Dr. Casey Means (50:47):
And ideally in the future, it may be that we can actually predict your fasting insulin levels based on all of these complex metrics about glucose. Certainly not there yet, but there’s a lot of research really around that. So how does continuous glucose data streams basically correlate with fasting insulin, which we know is such an important biomarker and fasting insulin is something that we are going to be testing in our members actually, as well to give a better insight into the overall metabolic picture. So, really much of it comes down to this personalization in it, and just really thinking about the changes day-to-day and where we actually have control over that.
Dr. Casey Means (51:35):
So I’m very excited about learning about what you’re doing Momo. I think that there’s just… So the sky’s the limit in terms of the intersection of this research, like for instance, how glycemic variability relates to our microbiome, metabolites and whatnot. So very hopeful.
Dr. David Perlmutter (51:57):
Well, I am so glad that I got to introduce the two of you. This is very exciting, especially our viewers are right here when it happened. Let me say thank you to both of you and thank you for being here, and I think more importantly, thank you for all that you’re doing all the work that you’re doing. And I know I can extend that from all of our viewers and we will certainly have available to our viewers links to your respective companies so that they can learn about what you’re doing and participate. So again, thanks you guys for being with me today.
Dr. Momo (52:31):
Thank you, Dr. David Perlmutter. And thank you, Means-
Dr. Casey Means (52:33):
Thank you, Dr. David Perlmutter.
Dr. Momo (52:34):
Dr. Means, thank you. Good day.
Dr. David Perlmutter (52:37):
Well, again, thank you for our guests today. And I think this is having two guests like that to meet for the first time on our program, very exciting. I feel honored to have made that introduction, look how empowering that conversation was and who knows where this is going to go. That said, we learned about levels and about the value of continuous glucose monitoring and the website should be appearing on your screen right now. We also learned about this company Viome, which allows people like yourselves to learn about specific foods that you should be consuming. Specific foods that you should be avoiding based upon information.
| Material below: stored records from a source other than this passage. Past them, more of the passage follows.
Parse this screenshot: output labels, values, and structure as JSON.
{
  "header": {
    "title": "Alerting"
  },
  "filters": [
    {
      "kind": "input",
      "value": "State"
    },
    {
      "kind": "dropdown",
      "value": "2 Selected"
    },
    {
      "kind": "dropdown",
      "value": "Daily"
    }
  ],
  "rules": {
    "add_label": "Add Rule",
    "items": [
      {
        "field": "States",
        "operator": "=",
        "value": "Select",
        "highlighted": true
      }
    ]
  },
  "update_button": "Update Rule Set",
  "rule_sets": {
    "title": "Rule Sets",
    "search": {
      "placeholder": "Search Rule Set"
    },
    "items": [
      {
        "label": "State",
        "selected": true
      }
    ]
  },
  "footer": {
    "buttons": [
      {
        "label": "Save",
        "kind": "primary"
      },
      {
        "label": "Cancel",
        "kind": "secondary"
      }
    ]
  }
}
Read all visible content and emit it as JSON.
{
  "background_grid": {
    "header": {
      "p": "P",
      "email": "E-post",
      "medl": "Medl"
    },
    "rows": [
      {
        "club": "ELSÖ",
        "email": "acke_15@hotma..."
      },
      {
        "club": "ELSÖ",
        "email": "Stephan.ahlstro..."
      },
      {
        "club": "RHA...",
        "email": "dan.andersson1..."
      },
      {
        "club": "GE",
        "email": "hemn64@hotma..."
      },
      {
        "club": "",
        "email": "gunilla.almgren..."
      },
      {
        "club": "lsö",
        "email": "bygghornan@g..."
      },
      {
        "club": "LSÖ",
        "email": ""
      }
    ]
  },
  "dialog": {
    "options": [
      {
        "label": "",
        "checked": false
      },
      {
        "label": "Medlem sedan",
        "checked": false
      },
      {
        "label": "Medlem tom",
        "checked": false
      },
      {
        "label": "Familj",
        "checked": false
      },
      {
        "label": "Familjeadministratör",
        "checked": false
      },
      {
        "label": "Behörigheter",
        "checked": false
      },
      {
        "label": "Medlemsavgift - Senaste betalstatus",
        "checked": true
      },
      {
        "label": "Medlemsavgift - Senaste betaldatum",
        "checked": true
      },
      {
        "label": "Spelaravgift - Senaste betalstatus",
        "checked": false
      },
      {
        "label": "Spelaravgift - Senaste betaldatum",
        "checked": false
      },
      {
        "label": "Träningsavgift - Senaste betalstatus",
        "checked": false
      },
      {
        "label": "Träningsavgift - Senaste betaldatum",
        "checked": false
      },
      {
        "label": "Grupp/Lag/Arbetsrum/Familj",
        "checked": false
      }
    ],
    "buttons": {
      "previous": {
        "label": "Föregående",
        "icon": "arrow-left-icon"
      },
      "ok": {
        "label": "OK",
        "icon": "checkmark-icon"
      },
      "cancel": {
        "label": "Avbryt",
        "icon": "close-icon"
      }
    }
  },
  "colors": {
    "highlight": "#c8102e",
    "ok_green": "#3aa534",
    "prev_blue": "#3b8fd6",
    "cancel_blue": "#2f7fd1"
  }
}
Dr. David Perlmutter (53:22):
Not just from you, that you provide in terms of your genetic information and your gut bacterial information, but how that information is manipulated in terms of thousands and thousands of other people in terms of their response to the diets that have been implemented with them. And then the data is crunched through artificial intelligence. Then you benefit from that. So what an interesting program we’ve had today, I’m Dr. David Perlmutter, thanks for joining me. And we will be back soon by for now.